Albertsons LLC, which operates 217 stores in seven Western and Southern states, will eliminate all self-checkout lanes in the 100 stores that have them and will replace them with standard or express lanes, a spokeswoman said.

"We just want the opportunity to talk to customers more," Albertsons spokeswoman Christine Wilcox said. "That's the driving motivation."

Wilcox said the replacement of automated checkout lanes with human-operated lanes likely would mean more hours available for employees to work.
And it also means more hours for people to stand in lines to buy a few items. Bad choice, Albersons. I often run in there to grab a few things and can get out via the self-checkout very quickly. Frankly, I don't want to talk to anybody, I just want to get my stuff and leave.

If talking to employees and having more work hours is the goal, we could always go back to the original grocery store system in which customers handed their shopping list to a clerk who then gathered all the stuff for them.

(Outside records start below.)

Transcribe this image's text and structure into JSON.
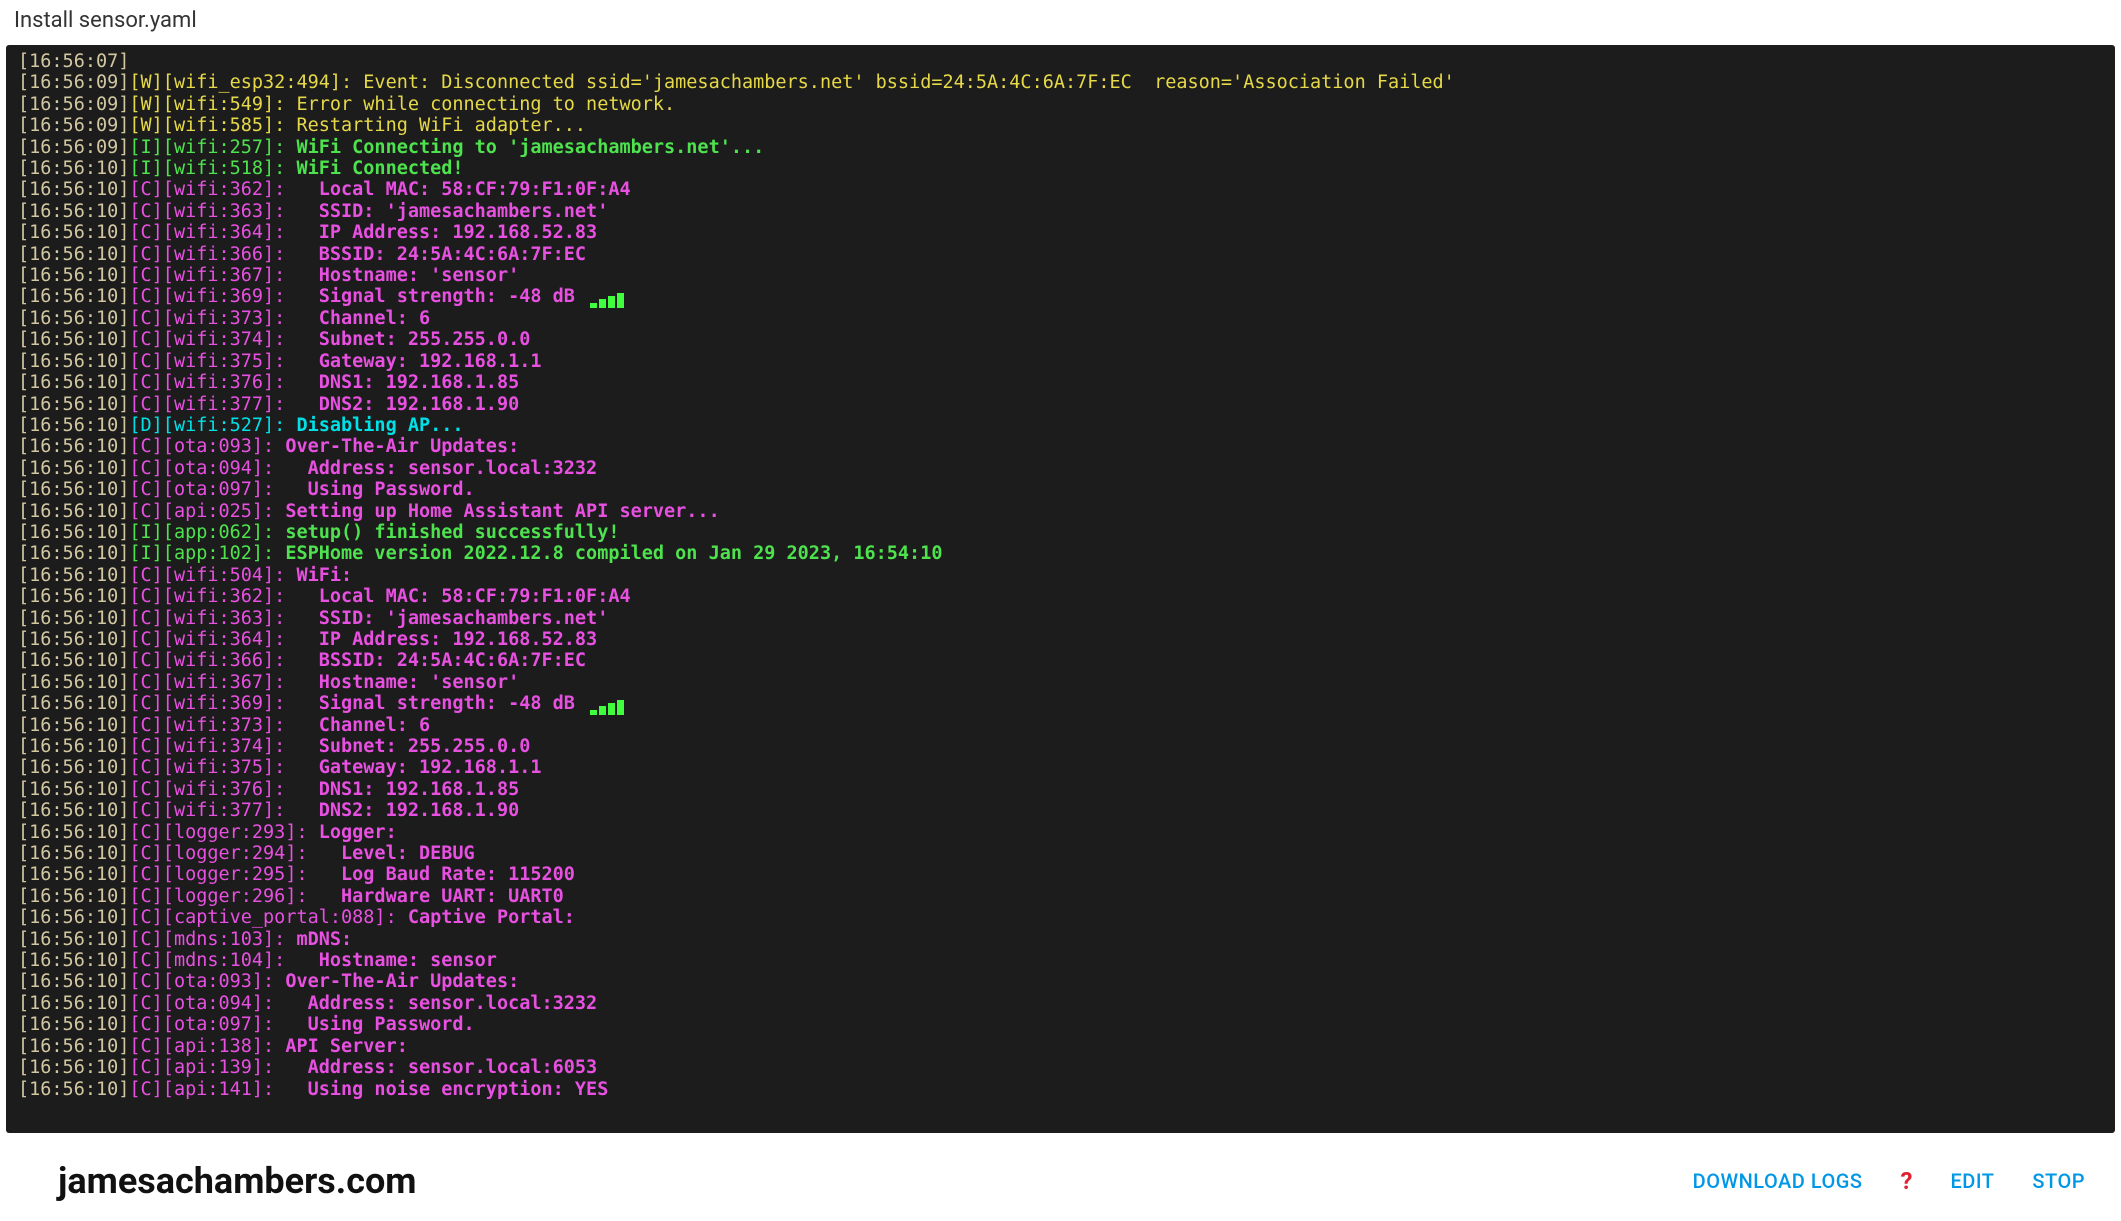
{
  "header": {
    "title": "Install sensor.yaml"
  },
  "footer": {
    "brand": "jamesachambers.com",
    "download_logs": "DOWNLOAD LOGS",
    "help": "?",
    "edit": "EDIT",
    "stop": "STOP"
  },
  "log": [
    {
      "ts": "[16:56:07]",
      "lvl": "",
      "tag": "",
      "msg": ""
    },
    {
      "ts": "[16:56:09]",
      "lvl": "W",
      "tag": "[wifi_esp32:494]",
      "msg": " Event: Disconnected ssid='jamesachambers.net' bssid=24:5A:4C:6A:7F:EC  reason='Association Failed'"
    },
    {
      "ts": "[16:56:09]",
      "lvl": "W",
      "tag": "[wifi:549]",
      "msg": " Error while connecting to network."
    },
    {
      "ts": "[16:56:09]",
      "lvl": "W",
      "tag": "[wifi:585]",
      "msg": " Restarting WiFi adapter..."
    },
    {
      "ts": "[16:56:09]",
      "lvl": "I",
      "tag": "[wifi:257]",
      "msg": " WiFi Connecting to 'jamesachambers.net'..."
    },
    {
      "ts": "[16:56:10]",
      "lvl": "I",
      "tag": "[wifi:518]",
      "msg": " WiFi Connected!"
    },
    {
      "ts": "[16:56:10]",
      "lvl": "C",
      "tag": "[wifi:362]",
      "msg": "   Local MAC: 58:CF:79:F1:0F:A4"
    },
    {
      "ts": "[16:56:10]",
      "lvl": "C",
      "tag": "[wifi:363]",
      "msg": "   SSID: 'jamesachambers.net'"
    },
    {
      "ts": "[16:56:10]",
      "lvl": "C",
      "tag": "[wifi:364]",
      "msg": "   IP Address: 192.168.52.83"
    },
    {
      "ts": "[16:56:10]",
      "lvl": "C",
      "tag": "[wifi:366]",
      "msg": "   BSSID: 24:5A:4C:6A:7F:EC"
    },
    {
      "ts": "[16:56:10]",
      "lvl": "C",
      "tag": "[wifi:367]",
      "msg": "   Hostname: 'sensor'"
    },
    {
      "ts": "[16:56:10]",
      "lvl": "C",
      "tag": "[wifi:369]",
      "msg": "   Signal strength: -48 dB ",
      "sig": true
    },
    {
      "ts": "[16:56:10]",
      "lvl": "C",
      "tag": "[wifi:373]",
      "msg": "   Channel: 6"
    },
    {
      "ts": "[16:56:10]",
      "lvl": "C",
      "tag": "[wifi:374]",
      "msg": "   Subnet: 255.255.0.0"
    },
    {
      "ts": "[16:56:10]",
      "lvl": "C",
      "tag": "[wifi:375]",
      "msg": "   Gateway: 192.168.1.1"
    },
    {
      "ts": "[16:56:10]",
      "lvl": "C",
      "tag": "[wifi:376]",
      "msg": "   DNS1: 192.168.1.85"
    },
    {
      "ts": "[16:56:10]",
      "lvl": "C",
      "tag": "[wifi:377]",
      "msg": "   DNS2: 192.168.1.90"
    },
    {
      "ts": "[16:56:10]",
      "lvl": "D",
      "tag": "[wifi:527]",
      "msg": " Disabling AP..."
    },
    {
      "ts": "[16:56:10]",
      "lvl": "C",
      "tag": "[ota:093]",
      "msg": " Over-The-Air Updates:"
    },
    {
      "ts": "[16:56:10]",
      "lvl": "C",
      "tag": "[ota:094]",
      "msg": "   Address: sensor.local:3232"
    },
    {
      "ts": "[16:56:10]",
      "lvl": "C",
      "tag": "[ota:097]",
      "msg": "   Using Password."
    },
    {
      "ts": "[16:56:10]",
      "lvl": "C",
      "tag": "[api:025]",
      "msg": " Setting up Home Assistant API server..."
    },
    {
      "ts": "[16:56:10]",
      "lvl": "I",
      "tag": "[app:062]",
      "msg": " setup() finished successfully!"
    },
    {
      "ts": "[16:56:10]",
      "lvl": "I",
      "tag": "[app:102]",
      "msg": " ESPHome version 2022.12.8 compiled on Jan 29 2023, 16:54:10"
    },
    {
      "ts": "[16:56:10]",
      "lvl": "C",
      "tag": "[wifi:504]",
      "msg": " WiFi:"
    },
    {
      "ts": "[16:56:10]",
      "lvl": "C",
      "tag": "[wifi:362]",
      "msg": "   Local MAC: 58:CF:79:F1:0F:A4"
    },
    {
      "ts": "[16:56:10]",
      "lvl": "C",
      "tag": "[wifi:363]",
      "msg": "   SSID: 'jamesachambers.net'"
    },
    {
      "ts": "[16:56:10]",
      "lvl": "C",
      "tag": "[wifi:364]",
      "msg": "   IP Address: 192.168.52.83"
    },
    {
      "ts": "[16:56:10]",
      "lvl": "C",
      "tag": "[wifi:366]",
      "msg": "   BSSID: 24:5A:4C:6A:7F:EC"
    },
    {
      "ts": "[16:56:10]",
      "lvl": "C",
      "tag": "[wifi:367]",
      "msg": "   Hostname: 'sensor'"
    },
    {
      "ts": "[16:56:10]",
      "lvl": "C",
      "tag": "[wifi:369]",
      "msg": "   Signal strength: -48 dB ",
      "sig": true
    },
    {
      "ts": "[16:56:10]",
      "lvl": "C",
      "tag": "[wifi:373]",
      "msg": "   Channel: 6"
    },
    {
      "ts": "[16:56:10]",
      "lvl": "C",
      "tag": "[wifi:374]",
      "msg": "   Subnet: 255.255.0.0"
    },
    {
      "ts": "[16:56:10]",
      "lvl": "C",
      "tag": "[wifi:375]",
      "msg": "   Gateway: 192.168.1.1"
    },
    {
      "ts": "[16:56:10]",
      "lvl": "C",
      "tag": "[wifi:376]",
      "msg": "   DNS1: 192.168.1.85"
    },
    {
      "ts": "[16:56:10]",
      "lvl": "C",
      "tag": "[wifi:377]",
      "msg": "   DNS2: 192.168.1.90"
    },
    {
      "ts": "[16:56:10]",
      "lvl": "C",
      "tag": "[logger:293]",
      "msg": " Logger:"
    },
    {
      "ts": "[16:56:10]",
      "lvl": "C",
      "tag": "[logger:294]",
      "msg": "   Level: DEBUG"
    },
    {
      "ts": "[16:56:10]",
      "lvl": "C",
      "tag": "[logger:295]",
      "msg": "   Log Baud Rate: 115200"
    },
    {
      "ts": "[16:56:10]",
      "lvl": "C",
      "tag": "[logger:296]",
      "msg": "   Hardware UART: UART0"
    },
    {
      "ts": "[16:56:10]",
      "lvl": "C",
      "tag": "[captive_portal:088]",
      "msg": " Captive Portal:"
    },
    {
      "ts": "[16:56:10]",
      "lvl": "C",
      "tag": "[mdns:103]",
      "msg": " mDNS:"
    },
    {
      "ts": "[16:56:10]",
      "lvl": "C",
      "tag": "[mdns:104]",
      "msg": "   Hostname: sensor"
    },
    {
      "ts": "[16:56:10]",
      "lvl": "C",
      "tag": "[ota:093]",
      "msg": " Over-The-Air Updates:"
    },
    {
      "ts": "[16:56:10]",
      "lvl": "C",
      "tag": "[ota:094]",
      "msg": "   Address: sensor.local:3232"
    },
    {
      "ts": "[16:56:10]",
      "lvl": "C",
      "tag": "[ota:097]",
      "msg": "   Using Password."
    },
    {
      "ts": "[16:56:10]",
      "lvl": "C",
      "tag": "[api:138]",
      "msg": " API Server:"
    },
    {
      "ts": "[16:56:10]",
      "lvl": "C",
      "tag": "[api:139]",
      "msg": "   Address: sensor.local:6053"
    },
    {
      "ts": "[16:56:10]",
      "lvl": "C",
      "tag": "[api:141]",
      "msg": "   Using noise encryption: YES"
    }
  ]
}
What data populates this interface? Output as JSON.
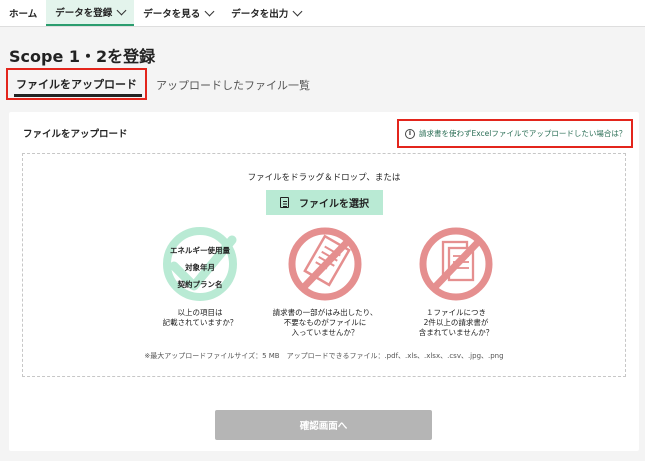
{
  "nav": {
    "items": [
      {
        "label": "ホーム"
      },
      {
        "label": "データを登録"
      },
      {
        "label": "データを見る"
      },
      {
        "label": "データを出力"
      }
    ]
  },
  "page": {
    "title": "Scope 1・2を登録"
  },
  "tabs": [
    {
      "label": "ファイルをアップロード"
    },
    {
      "label": "アップロードしたファイル一覧"
    }
  ],
  "card": {
    "title": "ファイルをアップロード",
    "help_link": "請求書を使わずExcelファイルでアップロードしたい場合は？"
  },
  "dropzone": {
    "prompt": "ファイルをドラッグ＆ドロップ、または",
    "select_button": "ファイルを選択",
    "guides": [
      {
        "labels": [
          "エネルギー使用量",
          "対象年月",
          "契約プラン名"
        ],
        "caption": [
          "以上の項目は",
          "記載されていますか？"
        ]
      },
      {
        "caption": [
          "請求書の一部がはみ出したり、",
          "不要なものがファイルに",
          "入っていませんか？"
        ]
      },
      {
        "caption": [
          "１ファイルにつき",
          "2件以上の請求書が",
          "含まれていませんか？"
        ]
      }
    ],
    "file_note": "※最大アップロードファイルサイズ：5 MB　アップロードできるファイル：.pdf、.xls、.xlsx、.csv、.jpg、.png"
  },
  "confirm_button": "確認画面へ",
  "colors": {
    "accent": "#2a9d6e",
    "highlight_border": "#e3251c",
    "check_green": "#b9ead4",
    "prohibit_red": "#e58f8f",
    "disabled_button": "#b5b5b5"
  }
}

Taking a step backwards is not progress.

4 comments:

Nightingale said...

Where's the fire, Rick? Aren't you retired? Are our grocery store lines really all that long? Compared to what? We're so spoiled.

Take a little time to talk to the check-out clerk. They'd probably be glad to talk to a personable guy like you. Consider it a new ministry opportunity.

Sam L. said...

How about we wait and see how other people like it? I'm sure Albertson's will be watching closely.

Anonymous said...

Lets keep the jobs. Self check puts people out of work. I wish all stores would return to the old ways.

Rick Moore said...

Spoken like a true Luddite, Anonymous (or perhaps just a union shill). Maybe we should go back to the days when customers handed their shopping list to the clerk who then had to fetch all the items? Wouldn't that add jobs?

This will backfire on Albertson's when customers decide not to shop there any longer because of long lines to buy a handful of items. Those jobs will be lost.